Vita / Lebenslauf

 

Viktorija Kaminskaité

 

2006 gewann Viktorija Kaminskaité den 1. Preis beim Albert- Lortzing-Wettbewerb in Leipzig.

2005 gelang Viktorija Kaminskaite ein Stipendium zu gewinnen an der Komischen Oper Berlin, wo Sie unter der musikalischen Leitung von Kiril Petrenko Rolle der Zerlina in W. A. Mozart´s "Don Giovanni" Inszenierung von Peter Konwitschny singen durfte.
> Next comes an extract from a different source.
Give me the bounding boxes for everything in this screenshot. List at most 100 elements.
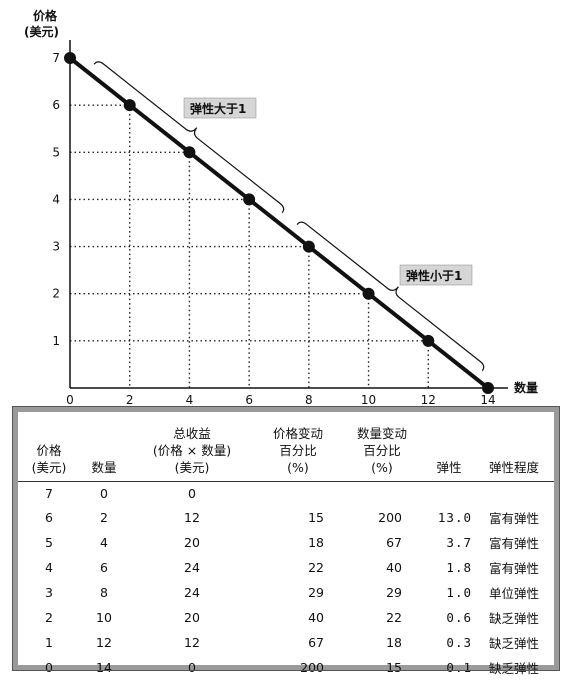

Sie wurde 2008 festes Ensemblemitglied am Leipziger Opernhaus und hat in dieser Zeit viele Hauptrollen ihres Faches mit großem Erfolg gesungen. Auch später als freie Sängerin blieb sie der Leipziger Oper durch ständige Gastauftritte eng verbunden.

2013 wurde sie zu den Bayreuther Festspielen eingeladen, um die Rolle der Dorella in Wagners Komischer Oper  “Das Liebesverbot“ mit dem Gewandhaus Orchester Leipzig unter der Leitung von Constantin Trinks zu singen.

In der Spielzeit 2015/2016 gab Viktorija Kaminsaité mit eindrucksvollem Erfolg ihr Debüt an der Semperoper in Dresden. Sie sang die Rolle der Gretel in Humperdincks  “Hänsel und Gretel“ in der Inszenierung von Katharina Thalbach.  Auch für die Spielzeit 2016/2017 ist sie engagiert.

An der Oper Leipzig arbeitete Viktorija Kaminskaité mit zahlreichen, namenhaften Dirigenten und Regisseuren, die sie in ihrer weiteren Entwicklung beeinflussten.

Es folgte eine intensive Zusammenarbeit bei zahlreichen Produktionen zum Beispiel auch mit dem Regisseur Peter Konwitschny.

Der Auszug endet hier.